Being Cool is for Losers
I live in New York, where lower rungs of upwardly-mobile intellectuals enjoy flouting the Coolest Hipster Taste. Endless young people participate in an endless competition with endless levels and subcommunities: who listens to the most eclectic variety of unknown music? Who’s got the most obscure band shirt? Who wears the most ridiculous pastiche of long-gone fashion trends? Who can quote the weirdest and most nonsensical French critical theorist? And, seemingly most importantly: how effortless and careless can you make it look, despite the whole affect being remarkably time consuming and projected?

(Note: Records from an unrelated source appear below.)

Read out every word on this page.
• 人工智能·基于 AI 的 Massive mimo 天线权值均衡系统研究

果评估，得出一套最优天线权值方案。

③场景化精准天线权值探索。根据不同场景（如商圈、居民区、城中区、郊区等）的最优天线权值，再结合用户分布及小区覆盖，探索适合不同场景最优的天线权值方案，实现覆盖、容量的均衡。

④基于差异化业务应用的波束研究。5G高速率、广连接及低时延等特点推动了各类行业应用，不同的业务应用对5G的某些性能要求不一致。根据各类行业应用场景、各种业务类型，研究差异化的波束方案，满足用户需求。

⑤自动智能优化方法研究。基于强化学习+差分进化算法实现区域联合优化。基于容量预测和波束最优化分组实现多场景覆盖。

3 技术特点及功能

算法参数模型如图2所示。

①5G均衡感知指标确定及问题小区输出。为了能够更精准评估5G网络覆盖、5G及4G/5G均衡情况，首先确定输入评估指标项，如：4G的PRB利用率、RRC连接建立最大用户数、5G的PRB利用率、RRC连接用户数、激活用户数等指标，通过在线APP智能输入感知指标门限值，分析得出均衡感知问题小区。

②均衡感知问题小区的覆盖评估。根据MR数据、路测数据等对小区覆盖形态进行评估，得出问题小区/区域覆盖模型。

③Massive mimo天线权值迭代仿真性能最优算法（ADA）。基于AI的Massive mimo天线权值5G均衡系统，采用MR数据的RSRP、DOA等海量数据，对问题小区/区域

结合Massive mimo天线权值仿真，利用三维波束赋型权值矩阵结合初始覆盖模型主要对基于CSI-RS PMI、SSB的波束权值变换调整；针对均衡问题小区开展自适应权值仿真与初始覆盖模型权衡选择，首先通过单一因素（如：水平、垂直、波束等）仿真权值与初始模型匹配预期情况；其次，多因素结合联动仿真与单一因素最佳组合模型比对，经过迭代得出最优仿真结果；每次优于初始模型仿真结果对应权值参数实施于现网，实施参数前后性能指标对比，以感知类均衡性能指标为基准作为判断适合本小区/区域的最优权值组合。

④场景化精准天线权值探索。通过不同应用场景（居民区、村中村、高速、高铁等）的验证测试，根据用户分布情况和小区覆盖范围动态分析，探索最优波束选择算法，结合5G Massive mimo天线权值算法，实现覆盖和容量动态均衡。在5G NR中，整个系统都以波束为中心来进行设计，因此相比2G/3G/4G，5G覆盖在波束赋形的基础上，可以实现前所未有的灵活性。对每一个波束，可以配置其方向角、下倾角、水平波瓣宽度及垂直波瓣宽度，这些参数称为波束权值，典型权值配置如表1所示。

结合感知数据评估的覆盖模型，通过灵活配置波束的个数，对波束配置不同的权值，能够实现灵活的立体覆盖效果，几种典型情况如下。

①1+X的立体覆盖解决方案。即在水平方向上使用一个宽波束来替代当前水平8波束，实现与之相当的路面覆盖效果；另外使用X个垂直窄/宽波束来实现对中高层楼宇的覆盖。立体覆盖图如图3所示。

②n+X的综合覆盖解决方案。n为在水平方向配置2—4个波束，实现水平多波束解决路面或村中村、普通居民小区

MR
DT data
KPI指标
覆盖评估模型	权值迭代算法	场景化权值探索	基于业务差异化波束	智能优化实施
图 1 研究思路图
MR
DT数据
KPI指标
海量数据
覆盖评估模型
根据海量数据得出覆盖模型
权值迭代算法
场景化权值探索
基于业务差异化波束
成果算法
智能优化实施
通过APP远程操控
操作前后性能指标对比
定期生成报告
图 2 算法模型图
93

“Basic” has become a term for people who don’t get trends or who don’t care. It thus empowers a certain type of person to engage in materialistic behaviors under the guise of being progressive, edgy, or interesting. I’ve found myself drawn to the nuances of taste since I moved to New York. I wanted to know what all the fuss was about— and believe me, there’s a lot of fuss. Like multi-billion dollar market degrees of fuss. It takes years to work through it all. But this brand of fuss exists in every major metropolitan area, and, thanks to the internet, in the home of anyone who chooses to take interest in it.
Thanks in part to my natural Zen-influenced aversion to all things Cool or Popular and also to having a girlfriend who somehow knows (and can adequately criticize) every cool micro-trend in history, I’ve learned how to stop giving a shit about posturing. It’s removed more anxiety from my life than any other habit change besides quitting smoking.
I don’t care about my haircut (last year I buzzed my head and it’s remained that way since). I don’t care about my shoes. Even though sometimes I try to, I always end up with the same pair of ratty black Converse. I no longer judge my sense of authenticity by my taste in movies, music, art or books, despite having spent enough time working my way through enough Hipster-Respected movements and books to be fluent in them.
In working through things and constantly trying to remind myself that my identity does not exist within the cultural realm, I’ve found a sense of personal peace. It’s important to be hygienic and respectable. It’s important to know about stuff and to be able to talk about it, since this helps us develop a personal wisdom about culture and the world at large. But we get into trouble as soon as we start identifying ourselves with the stuff we like. I’ve bought countless band shirts throughout the years but have been unable to wear them ever since my favorite literature teacher in High School called me only by the name Bad Brains every time I wore my Bad Brains shirt to class. I had an epiphany: I’m a walking advertisement, even if it is for something cool.
We’ve been conned by both culture industries— the popular stuff and the niche obscura. There’s no point. Like whatever you like. Don’t walk around advertising other peoples’ brands, bands and whatever else. Don’t center all of your conversations around comparing and contrasting stuff or participate in the pissing contest of cultural relevance. It’s a a pettiness that’s just as bad as only talking about the stock market or sports cars, an alternative materialism that’s been brilliantly peddled to young people who want to rebel.
You are not the stuff you buy or like. Instead of worrying about taste, enjoy what you enjoy. I mostly listen to Basic music instead of the pretentious niché stuff I am also fluent in. I don’t wear band shirts anymore. I probably look basic as hell to anyone who sees me on the street. And, thank God, I don’t care anymore — I don’t want to be evaluated based on a thin layer of fabrics and cultural references.
Everyone who cares about being cool could find some value in taking time they spend trying to be cool and redirect it to actually making stuff. Reverse the mode of production. Make music and art, write, start a business, do whatever. Don’t worry about an audience, that comes later. Enjoy whatever you enjoy and make the stuff you wish existed in the world.